Over the course of her 47 years, Frida was rumored to have had a long list of famous lovers, both men and women. Her romantic partners allegedly included many luminaries of her time, including Russian revolutionary and political philosopher Leon Trotsky, Hungarian photographer Nickolas Muray, Japanese sculptor Isamu Noguchi, Mexican movie star Dolores del Rio, American painter Georgia O’Keeffe, and singer Chavela Vargas, to name just a few.
Frida's legacy endures today.
During her last years, Frida was in increasing amounts of physical pain. She underwent numerous surgeries to correct her spine from the 1922 bus accident, and in 1953, had to have a leg amputated due to gangrene. During this time, her dependency on painkillers increased and she developed severe depression and anxiety.
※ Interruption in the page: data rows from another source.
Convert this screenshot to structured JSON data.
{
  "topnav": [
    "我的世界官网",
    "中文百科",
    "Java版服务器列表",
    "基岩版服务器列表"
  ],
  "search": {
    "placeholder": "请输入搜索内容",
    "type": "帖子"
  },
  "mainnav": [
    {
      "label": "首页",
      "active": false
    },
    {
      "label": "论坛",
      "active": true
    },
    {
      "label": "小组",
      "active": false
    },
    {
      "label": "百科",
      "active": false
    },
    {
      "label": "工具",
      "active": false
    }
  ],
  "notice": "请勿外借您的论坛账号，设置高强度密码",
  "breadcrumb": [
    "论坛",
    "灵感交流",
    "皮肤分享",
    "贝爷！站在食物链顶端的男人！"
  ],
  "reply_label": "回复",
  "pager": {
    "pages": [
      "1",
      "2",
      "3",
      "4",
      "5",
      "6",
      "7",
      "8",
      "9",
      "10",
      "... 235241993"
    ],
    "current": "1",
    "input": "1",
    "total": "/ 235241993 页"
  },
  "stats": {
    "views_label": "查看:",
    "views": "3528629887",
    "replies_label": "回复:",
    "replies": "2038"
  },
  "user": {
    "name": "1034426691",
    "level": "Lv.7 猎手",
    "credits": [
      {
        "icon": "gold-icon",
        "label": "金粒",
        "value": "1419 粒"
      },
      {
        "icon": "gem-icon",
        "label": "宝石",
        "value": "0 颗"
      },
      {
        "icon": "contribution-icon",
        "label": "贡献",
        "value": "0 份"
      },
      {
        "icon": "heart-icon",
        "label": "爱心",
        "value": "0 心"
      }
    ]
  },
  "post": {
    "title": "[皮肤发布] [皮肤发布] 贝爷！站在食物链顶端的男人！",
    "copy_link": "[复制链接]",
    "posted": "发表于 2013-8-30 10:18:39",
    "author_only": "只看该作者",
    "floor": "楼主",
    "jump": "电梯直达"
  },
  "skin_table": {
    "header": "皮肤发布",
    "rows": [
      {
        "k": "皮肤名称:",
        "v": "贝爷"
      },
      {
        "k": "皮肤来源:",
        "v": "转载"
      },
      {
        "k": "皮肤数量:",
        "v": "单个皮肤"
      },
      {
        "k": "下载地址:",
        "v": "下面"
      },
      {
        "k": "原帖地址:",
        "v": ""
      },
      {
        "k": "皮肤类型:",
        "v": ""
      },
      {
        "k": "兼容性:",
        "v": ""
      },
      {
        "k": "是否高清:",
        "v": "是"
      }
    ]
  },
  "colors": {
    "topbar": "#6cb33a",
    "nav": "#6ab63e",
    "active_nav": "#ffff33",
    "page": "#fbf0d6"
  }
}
Her last days were spent bedridden and on July 13, 1954, Frida was found dead. Her death was ruled a pulmonary embolism but no autopsy was performed but some have argued that Frida had taken an overdose of painkillers the night before. Diego, who described her death as one of the most painful days of his life, died a short three years later.
After her death, Frida’s fame only grew. Today, she is one of the world's most recognized and revered artists, and her paintings break records every time they appear at auction. She’s become an icon for minority groups like Chicanos and the LGBQT+ community, and is remembered as a survivor with a fighting spirit.
There’s no doubt that this artist’s star will continue to shine for years to come.